Friday, January 29, 2021
Wandering Along the Path: Right Speech
We followed our daughter and her two boys to a nearby park, about a fifteen minute drive. Everything was wet and green, with a lot of fallen branches from the storm. The boys played in the playground, then we ate on an isolated picnic table, later walking into the forest, which was dark and streaked with flash flood marks. There we discovered a grove of tall pines and redwoods, and a sign that told us at one time in the mid eighteen hundreds, the redwoods here (now cut down) had been the beacon ships used to navigate where they were coming into port in the bay. After these giants had been cut down, sprouts grew up and now are pretty tall themselves. Further down we found a plaque that honors Japanese troups of the 442 division who fought valiantly in World War II even though many had been interred in the camps.
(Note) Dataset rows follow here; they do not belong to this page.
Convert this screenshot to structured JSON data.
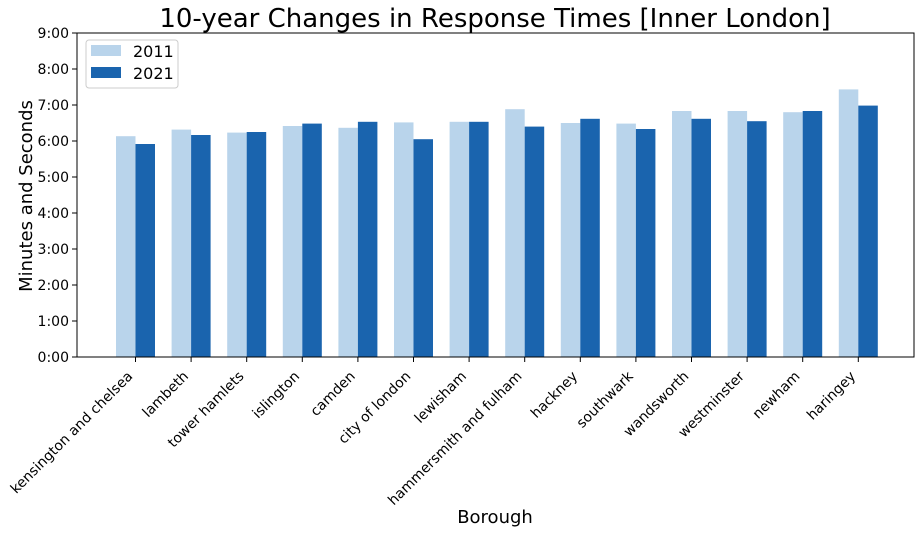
{
  "colors": {
    "series_2011": "#b9d4eb",
    "series_2021": "#1a64ae"
  },
  "chart_data": {
    "type": "bar",
    "title": "10-year Changes in Response Times [Inner London]",
    "xlabel": "Borough",
    "ylabel": "Minutes and Seconds",
    "ylim": [
      0,
      540
    ],
    "y_unit": "seconds",
    "yticks": [
      0,
      60,
      120,
      180,
      240,
      300,
      360,
      420,
      480,
      540
    ],
    "ytick_labels": [
      "0:00",
      "1:00",
      "2:00",
      "3:00",
      "4:00",
      "5:00",
      "6:00",
      "7:00",
      "8:00",
      "9:00"
    ],
    "grid": false,
    "legend_position": "top-left",
    "categories": [
      "kensington and chelsea",
      "lambeth",
      "tower hamlets",
      "islington",
      "camden",
      "city of london",
      "lewisham",
      "hammersmith and fulham",
      "hackney",
      "southwark",
      "wandsworth",
      "westminster",
      "newham",
      "haringey"
    ],
    "series": [
      {
        "name": "2011",
        "values": [
          368,
          379,
          374,
          385,
          382,
          391,
          392,
          413,
          390,
          389,
          410,
          410,
          408,
          446
        ]
      },
      {
        "name": "2021",
        "values": [
          355,
          370,
          375,
          389,
          392,
          363,
          392,
          384,
          397,
          380,
          397,
          393,
          410,
          419
        ]
      }
    ]
  }
}
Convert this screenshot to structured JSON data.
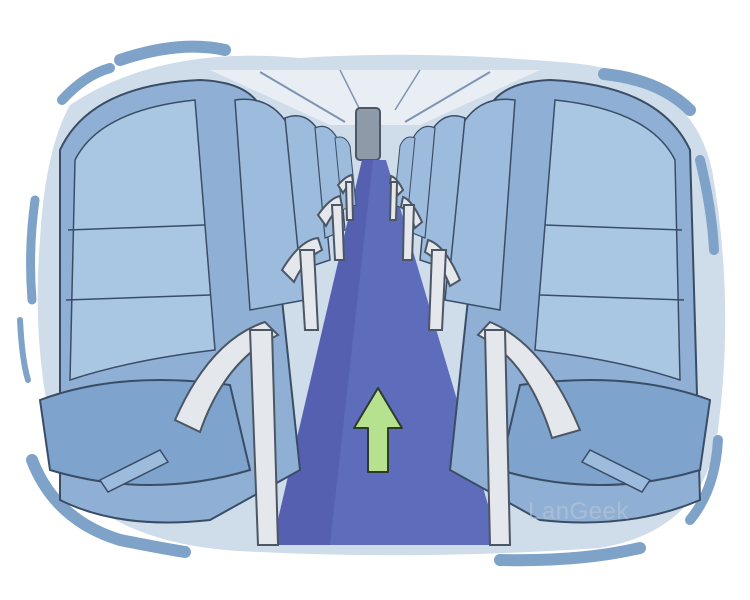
{
  "illustration": {
    "subject": "airplane-aisle",
    "arrow_icon": "up-arrow-icon",
    "colors": {
      "frame": "#7fa2c8",
      "cabin_wall": "#cfdcea",
      "seat_light": "#a9c6e3",
      "seat_mid": "#8fb0d4",
      "seat_dark": "#6f93bd",
      "aisle": "#5e6cbc",
      "aisle_shadow": "#4f5aa6",
      "armrest": "#e4e7ec",
      "arrow": "#b6e28f"
    }
  },
  "watermark": {
    "text": "LanGeek"
  }
}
So two surprise bits of history in this modest park off a highway in the hills. Our four year old grandson asked us to read each plaque, and I don't know what he made of these bits of history, but he listened intently. His big disappointment was no banana slugs, which we'd all hoped would appear because of the rain. Then he got scared when he went to fetch the stroller with his grandpa, somehow ran off thinking he saw his mom, me and his brother, and I ran back toward the woods and called his name. He appeared quickly, but he needed a big hug and reassurance. I flashed back on all the times my kids had disappeared, luckily to be quickly found again, once in Target, and once in Madison campground in Yellowstone. My blood pressure is still heightened a bit now.